Sabtu, 30 Januari 2016

Dilema Membeli Makanan Jadi

Saya bukanlah tipe orang rapi dan bersih. Menata barang di kamar sesuai dengan tempatnya atau menyapu lantai setiap jam jika ada kotoran sekecil apapun. Saya masih menumpuk cucian piring kotor atau baju kotor *oops. Tapi saya tetapi menyukai kerapihan dan kebersihan, terutama di luar area saya. Tempat kerja dan tempat makan wajib bersih di mata saya. Dan ini adalah hal yang sangat sulit diterapkan ya, apalagi tempat makan.

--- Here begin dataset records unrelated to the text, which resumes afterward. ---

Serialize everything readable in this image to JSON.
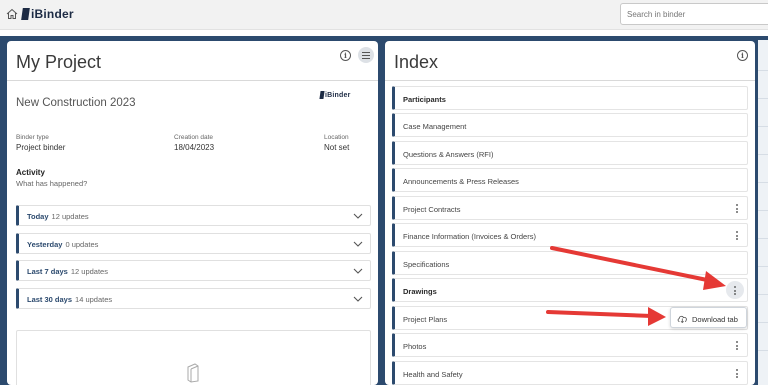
{
  "topbar": {
    "brand": "iBinder",
    "search_placeholder": "Search in binder"
  },
  "left_panel": {
    "title": "My Project",
    "project_name": "New Construction 2023",
    "small_brand": "iBinder",
    "meta": [
      {
        "label": "Binder type",
        "value": "Project binder"
      },
      {
        "label": "Creation date",
        "value": "18/04/2023"
      },
      {
        "label": "Location",
        "value": "Not set"
      }
    ],
    "activity_title": "Activity",
    "activity_subtitle": "What has happened?",
    "activity_rows": [
      {
        "label": "Today",
        "count": "12 updates"
      },
      {
        "label": "Yesterday",
        "count": "0 updates"
      },
      {
        "label": "Last 7 days",
        "count": "12 updates"
      },
      {
        "label": "Last 30 days",
        "count": "14 updates"
      }
    ]
  },
  "right_panel": {
    "title": "Index",
    "items": [
      {
        "label": "Participants",
        "bold": true,
        "menu": "none"
      },
      {
        "label": "Case Management",
        "bold": false,
        "menu": "none"
      },
      {
        "label": "Questions & Answers (RFI)",
        "bold": false,
        "menu": "none"
      },
      {
        "label": "Announcements & Press Releases",
        "bold": false,
        "menu": "none"
      },
      {
        "label": "Project Contracts",
        "bold": false,
        "menu": "kebab"
      },
      {
        "label": "Finance Information (Invoices & Orders)",
        "bold": false,
        "menu": "kebab"
      },
      {
        "label": "Specifications",
        "bold": false,
        "menu": "none"
      },
      {
        "label": "Drawings",
        "bold": true,
        "menu": "kebab-active"
      },
      {
        "label": "Project Plans",
        "bold": false,
        "menu": "none"
      },
      {
        "label": "Photos",
        "bold": false,
        "menu": "kebab"
      },
      {
        "label": "Health and Safety",
        "bold": false,
        "menu": "kebab"
      }
    ],
    "popup": {
      "icon": "cloud-download-icon",
      "label": "Download tab"
    }
  },
  "colors": {
    "frame": "#2c4a6e",
    "accent": "#2c4a6e",
    "arrow": "#e53935"
  }
}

Tempat makan di luar rumah adalah penyelengaraan makan skala kecil sampai besar. Yang namanya menyediakan makanan dalam porsi besar harusnya memperhatikan hygiene sanitasi tempat, alat dan pegawai. Akan tetapi hal ini pasti terabaikan, apalagi kalau skalanya kecil, semacam warung makan di pinggir jalan. Dan kalau saya memikirkan lebih mendalam lagi, rasanya tidak ingin membeli makan di luar. Inginnya masak saja di rumah, tetapi saya belum punya kompor. Beli? Rasanya malas juga, karena saya adalah nomaden di bumi Allah ini. Ribet kan pindahan bawa kompor, panci, dll. Walaupun sekarang barang saya juga banyak untuk kategori single *hahaa. Kembali ke topik ya, menyesuaikan salary saya yang pas-pasan saya juga harus pandai mengatur keuangan. Solusinya ya membeli makanan jadi di warung makan. Tapi, ya begitulah, pernah saya menemukan rambut di nasi bungkus saya. Huwaaa.. langsung bungkus itu makanan dan taruh tong sampah. Sering ada ulet sayur masih nangkring di sop atau  tumis kacang panjang, hiks hiks... Teman saya juga menemukan lalat di nasi bungkusnya. Atau ada banyak lalat mengerubungi ayam bakar di warung makan. Sedih kalau memikirkan semua hal tersebut. Rasanya tidak ingin makan saja. Tetapi makan adalah kebutuhan primer, saya juga tidak mau mendholimi tubuh saya sendiri. Jadilah saya ambil resiko, ketemu benda asing macam-macam. Mau bagaimana lagi? Saya juga pernah mengalami hal tidak menyenangkan di warung makan semacam *cost. Ada sehelai rambut di nasi yang disajikan, huuuft. Apa lah ini, warung skala nasional saja tidak terjaga hygiene sanitasinya.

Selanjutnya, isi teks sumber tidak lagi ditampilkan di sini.